Gus Barra Mengajak Generasi Muda Menanamkan Nilai-nilai Nasionalisme

 

Ketua DPC Petanesia Kabupaten Mojokerto, Muhammad Al Barra saat membuka Rakernas Petanesia ke-II 5-7 Agustus 2022

Beritatrends,Mojokerto-Agenda Pra- Rapat Kerja Nasional (Rakernas) II Pencinta Tanah Air (Petanesia) di Institut Kyai Haji Abdul Chalim (IKHAC),Desa Bendunganjati, Kecamatan Pacet, Kabupaten Mojokerto dimulai, Jumat (5/8/2022).

Kegiatan tersebut di mulai dengan acara Halaqoh Kebangsaan, Pagelaran seni, dan Bazar Pasar Rakyat,yang bertempat dilapangan parkir pujasera Kampus IKHAC.

Ketua Dewan Pimpinan Cabang (DPC) Petanesia Kabupaten Mojokerto, DR.Muhammad Albarra sebagai panitia lokal berharap, kegiatan ini dapat menumbuhkan rasa kecintaan terhadap Negara Kesatuan Republik Indonesia (NKRI).

“Seluruh masyarakat untuk lebih lagi mencintai tanah airnya, mempertebal rasa nasionalismenya, sehingga kemudian upaya-upaya memecah belah, merongrong republik Indonesia ini agar tidak terjadi,” tegasnya (5/8/).

Gus Barra yang juga sebagai Wabup Kabupaten Mojokerto, memantau kondisi terkini di Kabupaten Mojokerto. Ia mengatakan bahwa tidak lama ini terdapat Menteri Pendidikan Khilafatul Muslimin di Kabupaten Mojokerto. Hal ini menjadi pekerjaan rumah bersama.

“Kita harus kembali menyebarkan kecintaan kita terhadap tanah air kita,” ucap Gus Barra.

Masih kata Gus Barra,”Kami ingin memperkenalkan generasi-generasi muda untuk kemudian menanamkan nilai-nilai nasionalisme di dalam diri mereka. Sehingga mereka di masa depan menjadi generasi yang mencintai tanah air mereka dan memperjuangkan kepentingan negaranya,”ungkapnya.

Lebih lanjut,Gus Barra mengatakan bahwa kehadirannya Petanesia di Kabupaten Mojokerto ini adalah salah satu upaya deradikalisasi.Sebuah gerakan dalam upaya untuk mengurangi dan menghilangkan paham radikal dikalangan masyakat khususnya masyarakat Kabupaten Mojokerto.

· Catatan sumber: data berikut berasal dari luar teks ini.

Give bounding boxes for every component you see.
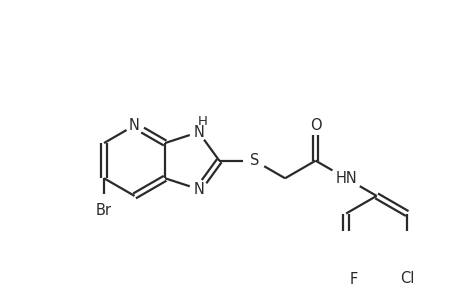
Text: N: N [193,182,204,197]
Text: F: F [349,272,358,287]
Text: N: N [193,125,204,140]
Text: Br: Br [96,203,112,218]
Text: Cl: Cl [399,271,414,286]
Text: S: S [249,153,259,168]
Text: N: N [129,118,140,133]
Text: H: H [197,116,207,128]
Text: O: O [309,118,321,133]
Text: HN: HN [335,171,356,186]
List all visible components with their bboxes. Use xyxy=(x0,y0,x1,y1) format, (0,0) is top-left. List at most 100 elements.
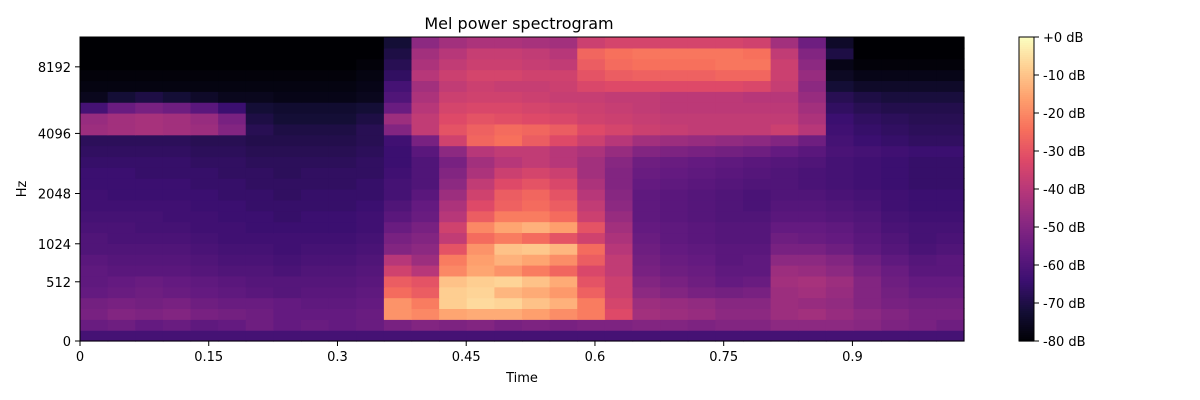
heatmap-cell xyxy=(687,37,716,49)
heatmap-cell xyxy=(743,232,772,244)
heatmap-cell xyxy=(770,102,799,114)
colorbar-segment xyxy=(1019,209,1034,212)
heatmap-cell xyxy=(604,308,634,320)
heatmap-cell xyxy=(218,286,247,299)
heatmap-cell xyxy=(80,69,109,82)
heatmap-cell xyxy=(936,286,965,299)
heatmap-cell xyxy=(825,102,855,114)
heatmap-cell xyxy=(411,178,440,190)
heatmap-cell xyxy=(549,297,578,310)
heatmap-cell xyxy=(660,156,689,168)
colorbar-segment xyxy=(1019,135,1034,138)
heatmap-cell xyxy=(632,286,661,299)
heatmap-cell xyxy=(853,210,882,223)
heatmap-cell xyxy=(687,232,716,244)
heatmap-cell xyxy=(107,58,136,71)
heatmap-cell xyxy=(936,91,965,103)
heatmap-cell xyxy=(522,134,551,147)
heatmap-cell xyxy=(494,286,523,299)
heatmap-cell xyxy=(273,102,302,114)
heatmap-cell xyxy=(466,275,495,288)
heatmap-cell xyxy=(798,210,827,223)
heatmap-cell xyxy=(218,210,247,223)
heatmap-cell xyxy=(522,254,551,266)
colorbar-segment xyxy=(1019,139,1034,142)
colorbar-tick-label: -10 dB xyxy=(1043,69,1086,84)
heatmap-cell xyxy=(245,91,274,103)
heatmap-cell xyxy=(908,330,937,342)
heatmap-cell xyxy=(936,123,965,136)
heatmap-cell xyxy=(660,47,689,60)
colorbar-segment xyxy=(1019,131,1034,134)
heatmap-cell xyxy=(301,221,330,234)
heatmap-cell xyxy=(162,113,192,125)
heatmap-cell xyxy=(770,189,799,201)
heatmap-cell xyxy=(715,102,744,114)
heatmap-cell xyxy=(881,254,910,266)
heatmap-cell xyxy=(549,243,578,255)
heatmap-cell xyxy=(383,210,413,223)
heatmap-cell xyxy=(383,134,413,147)
heatmap-cell xyxy=(328,232,357,244)
heatmap-cell xyxy=(715,243,744,255)
heatmap-cell xyxy=(825,286,855,299)
heatmap-cell xyxy=(604,91,634,103)
heatmap-cell xyxy=(411,286,440,299)
heatmap-cell xyxy=(853,80,882,92)
heatmap-cell xyxy=(577,308,606,320)
colorbar-segment xyxy=(1019,189,1034,192)
heatmap-cell xyxy=(632,134,661,147)
heatmap-cell xyxy=(577,243,606,255)
heatmap-cell xyxy=(798,37,827,49)
heatmap-cell xyxy=(770,134,799,147)
heatmap-cell xyxy=(273,232,302,244)
heatmap-cell xyxy=(218,243,247,255)
heatmap-cell xyxy=(190,189,219,201)
heatmap-cell xyxy=(273,265,302,277)
heatmap-cell xyxy=(881,58,910,71)
heatmap-cell xyxy=(328,156,357,168)
heatmap-cell xyxy=(881,134,910,147)
heatmap-cell xyxy=(190,275,219,288)
heatmap-cell xyxy=(190,254,219,266)
heatmap-cell xyxy=(383,145,413,158)
heatmap-cell xyxy=(135,156,164,168)
heatmap-cell xyxy=(770,156,799,168)
colorbar-segment xyxy=(1019,287,1034,290)
heatmap-cell xyxy=(577,113,606,125)
colorbar-segment xyxy=(1019,283,1034,286)
colorbar-segment xyxy=(1019,47,1034,50)
heatmap-cell xyxy=(356,286,385,299)
heatmap-cell xyxy=(218,330,247,342)
heatmap-cell xyxy=(273,189,302,201)
colorbar-segment xyxy=(1019,195,1034,198)
heatmap-cell xyxy=(853,69,882,82)
heatmap-cell xyxy=(522,286,551,299)
heatmap-cell xyxy=(135,265,164,277)
colorbar-segment xyxy=(1019,63,1034,66)
y-tick-label: 8192 xyxy=(38,61,71,76)
heatmap-cell xyxy=(218,37,247,49)
heatmap-cell xyxy=(162,275,192,288)
heatmap-cell xyxy=(245,145,274,158)
heatmap-cell xyxy=(881,286,910,299)
heatmap-cell xyxy=(577,330,606,342)
heatmap-cell xyxy=(715,178,744,190)
heatmap-cell xyxy=(881,47,910,60)
heatmap-cell xyxy=(660,113,689,125)
heatmap-cell xyxy=(660,102,689,114)
heatmap-cell xyxy=(328,286,357,299)
heatmap-cell xyxy=(798,134,827,147)
heatmap-cell xyxy=(715,134,744,147)
heatmap-cell xyxy=(632,113,661,125)
heatmap-cell xyxy=(549,254,578,266)
colorbar-segment xyxy=(1019,205,1034,208)
heatmap-cell xyxy=(80,145,109,158)
heatmap-cell xyxy=(328,330,357,342)
heatmap-cell xyxy=(798,254,827,266)
heatmap-cell xyxy=(825,69,855,82)
heatmap-cell xyxy=(135,80,164,92)
heatmap-cell xyxy=(301,189,330,201)
colorbar-segment xyxy=(1019,221,1034,224)
heatmap-cell xyxy=(107,178,136,190)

“Di era disrupsi untuk faham-faham transnasional itu marak di negara kita, khususnya di Kabupaten Mojokerto. Jika kemudian paham-paham ini dibiarkan, tidak diberikan perlawanan maka mereka akan mendapat ruang dan akan menyebar,”tegasnya.

Dengan hadirnya Petanesa di Kabupaten Mojokerto ini kata Gus Barra,yang dibentuk dari segala unsur, bukan dari unsur Islam saja,tapi dari semua agama ada,dari semua ormas ada.

“Ini memberikan pemahaman nasionalisme kepada masyarakat Mojokerto, untuk melawan gerakan radikalisasi.”pungkasnya.